Back then, Chuck Akre was a young stockbroker working for a regional brokerage firm in Washington, D.C. He remembers clients calling and asking if perhaps they might be better off pulling their money out of stocks and putting it in real estate, in artwork or even under the mattress-anywhere but financial assets. "Just about everything was losing value, and people weren't happy about it," says the 69-year-old founder and manager of the three-year-old Akre Focus Fund.

But Akre found a way to play defense. The self-taught investor, who graduated from American University in 1968 with a degree in English literature, found that the stocks faring better were those of companies that could stay competitive by raising prices to keep pace with inflation. In a slow economic environment, he reasoned, those stocks could endure if they had a market leadership position, faced no competition or boasted some other sustainable advantage.

The names of such companies have changed over the last 40 years, but the major theme running through the Akre Focus Fund's concentrated 25-stock portfolio is the same: The companies must enjoy an ongoing advantage allowing them to maintain pricing power amid slow economic growth. One holding, Apple, has been able to do this because of its dominant market niche. Others, such as Dollar Tree and Ross Stores, can lower the prices on their merchandise to draw cash-strapped consumers.

It will be critical to maintain pricing power over the next several years, Akre believes, and he says a familiar economic environment could well re-emerge as he approaches his 70s.

"We consider the possible outcomes for the fiscal crisis which exists in the U.S. today," he wrote in his second-quarter commentary to shareholders. "We believe a likely scenario is an experience not unlike the 1970s, which was termed "stagflation," and was characterized by low growth and rapidly rising interest and inflation rates."

With Congress unwilling to cut spending, the national debt will continue to accumulate. "The government will keep printing money, which will devalue our currency.
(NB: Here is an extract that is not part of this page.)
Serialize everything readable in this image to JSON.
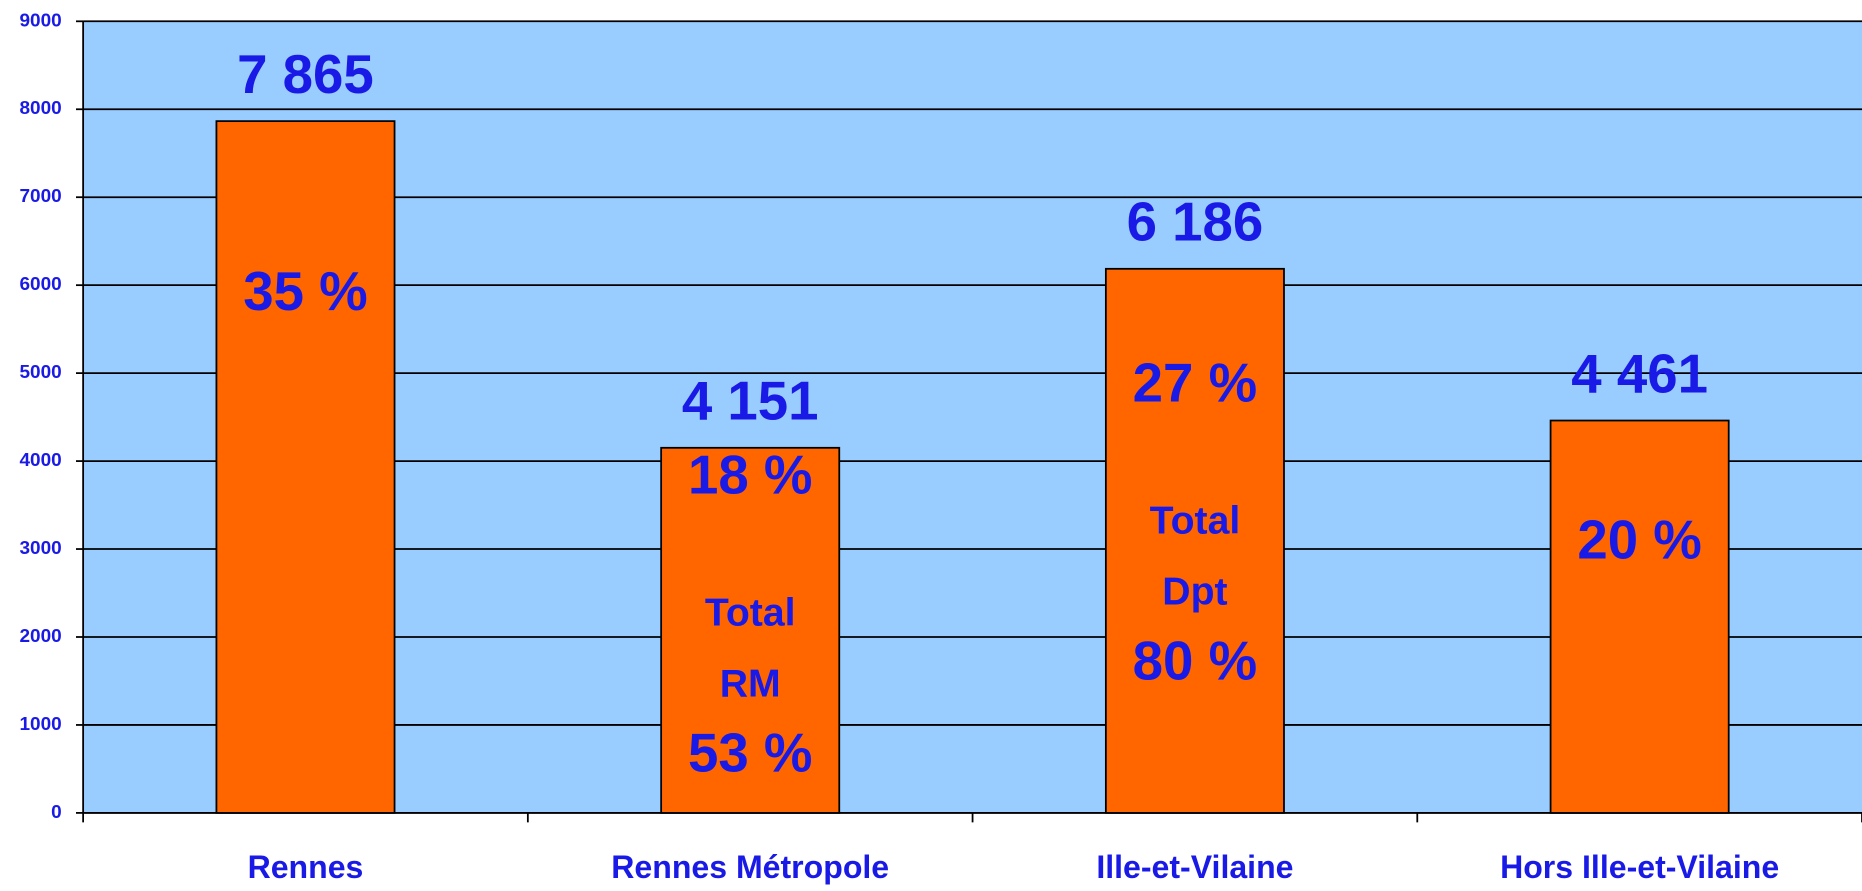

In all likelihood, inflation will rise at a significant rate. The last time anything like that happened was the 1970s."

At the same time, economic growth will remain constrained by consumers who have more limited access to credit and have reached the end of their spending rope. "The official unemployment rate is just over 8%, but including those who have given up looking for work or who are working fewer hours raises that figure to the midteens," he says. "In an economy that's driven by consumer demand, the ability to increase spending just isn't there."

In such an environment, he says, it's important to look for "compounding machines"-companies likely to produce strong long-term returns on equity. These must be reasonably priced; he will only buy them if they sell at no more than 15 times free cash flow.

Akre prefers that managers reinvest cash to help grow their businesses rather than distribute it to shareholders as dividends. Executive compensation must not make excessive use of stock options or other reward systems that dilute the financial interests of existing shareholders. And the companies must keep their debt at reasonable levels to avoid the ravages of possible rising interest rates.